# Table saw miter slot issue



## igster (Oct 31, 2013)

have a Skil table saw, and its miter slots are those upside-down t-slot types, not the plain 3/4" flat-sided groove that most table saws have. I want to know if it's worth it to grind off the little tabs that stick out into the slots that are at table surface level... those pesky things are a pain when I have to make a sled because i can't simply cut a 3/4" piece of hardwood or get a 3/4" piece of aluminum to use as a slide - the damn tabs get in the way. I did manage to make a crosscut sled and chamfered the edges on the runners to enable the thing to work, but I have to slip the sled on from the front or back at table level instead of simply dropping it in place...


----------



## BernieL (Oct 28, 2011)

I wouldn't grind the slots. For one thing. you would have to grind perfectly straight all the way on both sides of the slot. With all my knowledge and experience - that's a nightmare I would avoid at all cost!

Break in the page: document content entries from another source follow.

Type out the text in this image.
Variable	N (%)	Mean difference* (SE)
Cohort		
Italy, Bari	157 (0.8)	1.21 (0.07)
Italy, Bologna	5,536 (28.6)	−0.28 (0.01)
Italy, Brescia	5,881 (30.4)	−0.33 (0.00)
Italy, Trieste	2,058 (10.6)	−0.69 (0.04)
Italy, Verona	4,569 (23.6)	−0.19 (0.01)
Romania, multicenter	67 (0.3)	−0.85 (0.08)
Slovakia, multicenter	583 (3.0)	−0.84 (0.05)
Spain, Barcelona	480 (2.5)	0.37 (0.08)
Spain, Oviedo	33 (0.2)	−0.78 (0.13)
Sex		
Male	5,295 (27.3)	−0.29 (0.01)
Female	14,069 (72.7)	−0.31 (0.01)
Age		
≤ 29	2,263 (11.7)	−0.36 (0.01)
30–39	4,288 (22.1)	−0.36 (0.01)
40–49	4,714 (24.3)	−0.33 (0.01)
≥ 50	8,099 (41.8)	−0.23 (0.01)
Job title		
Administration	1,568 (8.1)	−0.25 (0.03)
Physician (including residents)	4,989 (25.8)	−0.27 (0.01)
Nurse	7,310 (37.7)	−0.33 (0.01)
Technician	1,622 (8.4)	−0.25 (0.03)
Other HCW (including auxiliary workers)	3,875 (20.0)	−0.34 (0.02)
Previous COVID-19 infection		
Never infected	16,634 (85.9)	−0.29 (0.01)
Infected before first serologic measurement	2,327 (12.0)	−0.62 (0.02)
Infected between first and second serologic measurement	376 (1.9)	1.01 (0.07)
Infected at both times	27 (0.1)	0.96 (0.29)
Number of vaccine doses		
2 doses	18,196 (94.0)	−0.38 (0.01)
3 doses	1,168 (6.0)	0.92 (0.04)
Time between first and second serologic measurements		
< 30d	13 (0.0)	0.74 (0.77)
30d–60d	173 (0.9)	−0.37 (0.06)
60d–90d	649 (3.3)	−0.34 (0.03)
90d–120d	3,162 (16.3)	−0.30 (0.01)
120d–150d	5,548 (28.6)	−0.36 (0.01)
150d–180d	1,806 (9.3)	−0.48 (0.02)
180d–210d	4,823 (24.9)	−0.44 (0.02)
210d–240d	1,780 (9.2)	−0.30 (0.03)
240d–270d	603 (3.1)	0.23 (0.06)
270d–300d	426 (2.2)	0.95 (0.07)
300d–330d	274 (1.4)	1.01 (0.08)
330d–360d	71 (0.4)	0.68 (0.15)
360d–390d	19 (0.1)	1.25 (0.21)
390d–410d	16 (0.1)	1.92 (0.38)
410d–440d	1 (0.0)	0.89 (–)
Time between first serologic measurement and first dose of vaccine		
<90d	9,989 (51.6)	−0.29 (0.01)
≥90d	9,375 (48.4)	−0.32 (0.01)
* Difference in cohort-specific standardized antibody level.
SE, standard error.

In my opinion, the "T-slots" are better then the flat slots. I prefer the t-slots when I'm cross cutting extra wide boards because the slots keep my miter on the table. I may be wrong but I think the t-slot types are more common then you think. They might even be the norm...


----------



## Al B Thayer (Dec 10, 2011)

I'm with Bernie on not grinding the slots. I'm pretty sure if you got them where you wanted them, you would grind clear through and have a small hole at each one. But maybe you could try on just one. 

Al


----------



## woodnthings (Jan 24, 2009)

*Grind off the "tabs"!*



igster said:


> have a Skil table saw, and its miter slots are those upside-down t-slot types, not the plain 3/4" flat-sided groove that most table saws have. *I want to know if it's worth it to grind off the little tabs *that stick out into the slots that are at table surface level... .












It's not the slots, it's the tabs. This is about the most common question raised here on that type of saw. Most of the advice is to grind the tabs off and be done with it. It's a POS saw in the first place, if you break something that's already "broken" there is not a huge difference ...JMO.


----------



## Steve Neul (Sep 2, 2011)

The tabs are at the top of the slot. If you are careful to just grind the tab off and not get down in the slot I would do it. I think these engineers that design this stuff are metal workers and don't have a clue about woodworking.


----------



## epicfail48 (Mar 27, 2014)

Bloody hell, i had hoped skil just did that on their band saws. Guess not. Get rid of those buggers as soon as possible, theyre useless


----------



## GeorgeC (Jul 30, 2008)

Steve Neul said:


> The tabs are at the top of the slot. If you are careful to just grind the tab off and not get down in the slot I would do it. I think these engineers that design this stuff are metal workers and don't have a clue about woodworking.


Agree. The advantages of not having them outweigh the disadvantages.

With an angle grinder it should be relatively simple to grind. It will not hurt if you grind a little too much in just a small area.

George


----------



## BernieL (Oct 28, 2011)

Thanks for the picture Woodnthings - changes my opinion from NO - to maybe. I still think the op should be real careful about grinding those things off. It looks like they could serve the purpose of holding the miter on the table but could be problematic for a sled.


----------



## igster (Oct 31, 2013)

Defintitely +1 for the pic...that's exactly what my slots look like, with those little tabs . I rarely use the miter slide that came with the saw - it's too small and the handle keeps breaking off. If I need a mitered cut I break out the compound miter saw


----------



## Steve Neul (Sep 2, 2011)

Can you get a better miter gauge to fit your saw? If not I don't see any reason to grind the tabs off.


----------



## woodnthings (Jan 24, 2009)

*it's not a standard size slot either...*

It's a 5/8" wide by 1/4" deep slot, maybe 3/8" I donno?
So a standard 3/8" X 3/4" miter gauge will not fit. Like I said POS saw, but if it's all you got, then you run what you brung. I would not want a table saw that trapped my miter gauge bar so that I couldn't remove it at any location on the table, so I favor removing the little tabs.

Improving the miter gauge is probably not going to happen. I would then use my miter saw for those types of cuts OR make a sled using the non-standard size runners.


----------